3. Your major is not equal to your career
Most of the people end up working in fields that are not related to their studies. Choose a major you can actually complete, increase your GPA, graduate on time, and keep your debt low.
Flexibility beats specialization at 18, especially when you don’t yet know what you want to do at 28.
and according to Bureau of Labor Statistics (PDF file), Between ages 18 and 24, Americans change jobs an average of 5.7 times. And between the ages of 25 and 34 they change jobs an average of 2.4 times. It is not unheard of for a person to have 12-15 jobs before retirement.
4. Never borrow more than your expected first year salary
This is the most important rule of borrowing student loans. If your target career pays $50,000, don’t take out $90,000 in debt. If you’re studying to become a teacher, you shouldn’t have law school-level debt.

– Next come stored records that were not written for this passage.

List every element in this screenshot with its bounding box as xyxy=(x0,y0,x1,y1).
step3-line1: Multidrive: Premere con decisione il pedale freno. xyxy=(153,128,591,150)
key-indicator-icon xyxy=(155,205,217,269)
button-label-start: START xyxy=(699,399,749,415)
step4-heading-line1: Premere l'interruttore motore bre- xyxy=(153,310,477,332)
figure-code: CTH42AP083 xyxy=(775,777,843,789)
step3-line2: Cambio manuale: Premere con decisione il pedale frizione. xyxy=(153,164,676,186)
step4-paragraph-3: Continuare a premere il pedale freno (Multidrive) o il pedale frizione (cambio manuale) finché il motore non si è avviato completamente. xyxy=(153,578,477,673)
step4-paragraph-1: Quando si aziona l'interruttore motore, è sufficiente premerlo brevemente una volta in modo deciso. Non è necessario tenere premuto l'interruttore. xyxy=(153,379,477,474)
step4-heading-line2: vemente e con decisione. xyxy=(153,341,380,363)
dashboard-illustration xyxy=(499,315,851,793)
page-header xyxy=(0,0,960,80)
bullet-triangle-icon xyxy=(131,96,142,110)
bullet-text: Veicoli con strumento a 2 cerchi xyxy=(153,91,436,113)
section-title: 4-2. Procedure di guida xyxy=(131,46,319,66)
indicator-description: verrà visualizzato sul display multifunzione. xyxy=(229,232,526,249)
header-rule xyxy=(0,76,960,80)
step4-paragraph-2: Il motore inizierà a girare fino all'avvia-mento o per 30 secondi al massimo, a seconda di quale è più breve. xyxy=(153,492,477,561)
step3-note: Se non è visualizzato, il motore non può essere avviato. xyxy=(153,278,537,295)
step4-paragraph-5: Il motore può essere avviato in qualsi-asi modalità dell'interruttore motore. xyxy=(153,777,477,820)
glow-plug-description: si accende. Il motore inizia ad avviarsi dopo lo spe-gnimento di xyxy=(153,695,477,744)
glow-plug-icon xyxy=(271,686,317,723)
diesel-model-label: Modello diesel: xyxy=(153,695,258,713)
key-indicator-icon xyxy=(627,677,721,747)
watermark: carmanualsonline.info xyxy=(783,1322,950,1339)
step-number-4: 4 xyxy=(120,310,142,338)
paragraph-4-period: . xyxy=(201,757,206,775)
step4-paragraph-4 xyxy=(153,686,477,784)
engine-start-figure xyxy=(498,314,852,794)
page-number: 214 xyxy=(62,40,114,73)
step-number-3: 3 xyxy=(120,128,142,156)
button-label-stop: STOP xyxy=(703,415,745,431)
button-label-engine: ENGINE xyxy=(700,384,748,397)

This rule alone will shape your entire 20th year—your ability to save, invest, buy a house, or change careers. If you borrow too much loan that you cannot afford based on your salary, you will not be able to achieve these milestones. Run the numbers before signing. College Investor has a great calculator to see how much student loan debt you can afford.
5. Experience beats reputation
Employers care about what you’ve actually done, not where you went to college. A state school graduate with three internships, a strong skillset, and real networking will outperform an Ivy League graduate without one any time.
Start building real-world experience in your first year. Internships, part-time work, side projects, and professional relationships matter more than the logo on your diploma.
And from your other job? Employers don’t even care where you went to college.
bottom line
Judgment Day is important, but it is not your whole story. The college you choose matters less than the financial decisions you make about it. Choose the option that gives you the most flexibility, least debt, and the most room to build a life on your terms.